Doctor Z- Sorry if I’m bothering you with too many questions.. it’s just that I do trust you and I’m not sure where else to turn right now. I will tell you first that I have been working through the thought record from the link you sent and it has helped. I also have been trying to do more fun things and actually got out for the first time in several weeks and went swimming, and Thursday I went to a movie with my GF… just things like that.
So anyway, to get to my question…since the last time I talked to you some more things have happened. The girl I cheated with has been trying to text me since it happened and I have tried to ignore them for the most part but wasn’t able to completely. Last night my GF went through my phone and found the texts. Most of the texts were nothing too bad except for the part where she is wanting to meet up with me again and a few parts where she sort of told me things like how good we are together, how much chemistry we have, etc. She knows I’m trying to work things out with my GF so I’m not sure why she’s doing this.
Anyway, needless to say my GF freaked out and we had a huge fight. I was mad because she went through my phone and she was just plain furious with me because she thinks I shouldn’t be getting texts from this girl and that once a cheater always a cheater now I guess.
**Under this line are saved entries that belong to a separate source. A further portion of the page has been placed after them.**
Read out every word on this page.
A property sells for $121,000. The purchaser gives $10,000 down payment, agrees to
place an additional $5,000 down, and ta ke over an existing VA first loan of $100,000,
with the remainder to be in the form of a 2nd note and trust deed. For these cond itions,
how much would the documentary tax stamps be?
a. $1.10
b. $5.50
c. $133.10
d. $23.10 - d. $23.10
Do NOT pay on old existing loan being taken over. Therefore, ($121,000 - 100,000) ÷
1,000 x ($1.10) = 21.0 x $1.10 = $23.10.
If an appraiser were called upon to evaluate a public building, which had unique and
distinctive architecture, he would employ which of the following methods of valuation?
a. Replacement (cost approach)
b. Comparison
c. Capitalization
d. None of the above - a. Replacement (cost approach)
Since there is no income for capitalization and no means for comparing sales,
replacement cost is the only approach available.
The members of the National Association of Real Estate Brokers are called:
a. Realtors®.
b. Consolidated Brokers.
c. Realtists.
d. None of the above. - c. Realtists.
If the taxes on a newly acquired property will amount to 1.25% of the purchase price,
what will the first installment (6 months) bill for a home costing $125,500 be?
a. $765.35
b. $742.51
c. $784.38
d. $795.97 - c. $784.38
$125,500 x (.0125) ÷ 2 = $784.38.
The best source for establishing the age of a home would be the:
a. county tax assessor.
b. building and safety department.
I have not been doing well since she walked out the door last night (and STILL has not come back yet). She is not answering my texts either. Up until this happened I was no longer feeling like hurting myself but that is where I am now… I have this surgical blade hidden and I got it out and just looked at it today, I didn’t do anything except hold it and think about what it would be like to use it. It’s put away now but that scared me because I have been feeling so numb inside that I don’t think I would even feel pain at this point.
My question is what can I do to feel better with her out God knows where and me feeling like my heart is just aching inside for her and about to pound right out of my chest? I love her so much and never meant to hurt her, if we can get through this I want to marry her…I swear I would marry her tomorrow if I could.
I see my psychiatrist about the meds but not until next Friday. Do you think I could maybe up something? I take Abilify, Wellbutrin, Adderall and Intuniv. I have insomnia
a lot anyway but right now I haven’t slept except maybe 2 hours since all of this started too… Or just keep trying to concentrate on the thought record?